Stace
A Defender of the Wild
By John Davidson
I met Stacy Gebhards in the summer of 1981, when his daughter, Sandy, and I worked together at a small pub in Old Boise. I’d been invited on a float trip down the lower gorge of the Snake River with Sandy, Stacy, and other members and friends of the Gebhards family. In the week’s time we were on the river, I learned more about fish, their habitat, and, to my delight, about catching them, than I ever dreamed possible. I learned about horseshoes, night skies, lenticular clouds . . . about music and storytelling, stretched truths and hilarious, outright lies, all crafted around campfires and spun out by a maestro of the art. I couldn’t begin to take it all in.

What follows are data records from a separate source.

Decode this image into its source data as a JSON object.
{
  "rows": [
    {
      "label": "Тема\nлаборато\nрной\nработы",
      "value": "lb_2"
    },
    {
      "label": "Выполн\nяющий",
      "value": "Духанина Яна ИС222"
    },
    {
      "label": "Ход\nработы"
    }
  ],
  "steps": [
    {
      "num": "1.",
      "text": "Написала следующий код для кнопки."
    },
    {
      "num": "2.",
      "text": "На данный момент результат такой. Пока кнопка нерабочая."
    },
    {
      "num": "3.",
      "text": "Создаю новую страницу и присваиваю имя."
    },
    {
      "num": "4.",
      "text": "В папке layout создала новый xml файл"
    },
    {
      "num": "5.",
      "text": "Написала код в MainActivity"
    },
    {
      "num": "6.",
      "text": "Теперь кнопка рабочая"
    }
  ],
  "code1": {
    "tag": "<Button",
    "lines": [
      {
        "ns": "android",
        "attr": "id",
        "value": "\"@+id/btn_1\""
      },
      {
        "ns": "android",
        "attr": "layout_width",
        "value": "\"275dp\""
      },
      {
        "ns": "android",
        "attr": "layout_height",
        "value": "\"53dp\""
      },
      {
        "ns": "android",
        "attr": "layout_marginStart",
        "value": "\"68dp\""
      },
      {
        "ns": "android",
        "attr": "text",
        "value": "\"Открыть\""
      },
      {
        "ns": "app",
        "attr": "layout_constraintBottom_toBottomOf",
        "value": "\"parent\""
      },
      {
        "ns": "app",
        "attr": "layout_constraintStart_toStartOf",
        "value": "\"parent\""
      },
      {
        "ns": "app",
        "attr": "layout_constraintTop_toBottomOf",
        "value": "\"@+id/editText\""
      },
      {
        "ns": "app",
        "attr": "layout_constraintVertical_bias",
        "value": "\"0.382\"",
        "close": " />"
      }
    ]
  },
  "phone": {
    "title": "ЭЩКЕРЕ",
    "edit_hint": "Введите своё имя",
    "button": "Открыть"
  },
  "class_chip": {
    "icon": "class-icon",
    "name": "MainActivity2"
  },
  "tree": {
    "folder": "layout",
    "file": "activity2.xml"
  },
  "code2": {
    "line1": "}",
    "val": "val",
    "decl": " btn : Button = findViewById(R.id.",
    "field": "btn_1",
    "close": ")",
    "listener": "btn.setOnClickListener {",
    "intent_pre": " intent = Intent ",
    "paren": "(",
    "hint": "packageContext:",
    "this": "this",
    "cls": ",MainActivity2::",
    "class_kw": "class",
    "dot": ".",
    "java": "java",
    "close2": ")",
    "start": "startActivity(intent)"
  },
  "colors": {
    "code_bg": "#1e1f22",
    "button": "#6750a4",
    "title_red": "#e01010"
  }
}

I’m still digesting it, thirty-five years later, and continue to learn from Stacy, who at eighty-seven is sharp as a tack, and still plays the button accordion like he’s channeling Lawrence Welk polka greats.
Being unfamiliar with his daughter’s pal, he wasn’t talkative on the drive to the put in, so I talked enough for a family of four, not being comfortable at that time with silence. I was used to nonstop, booze-fueled babble offered up nightly at the pub, so this reticent, white-haired, Hemingway-looking guy—who didn’t babble at all—made me wonder what sort of trip I’d signed on for.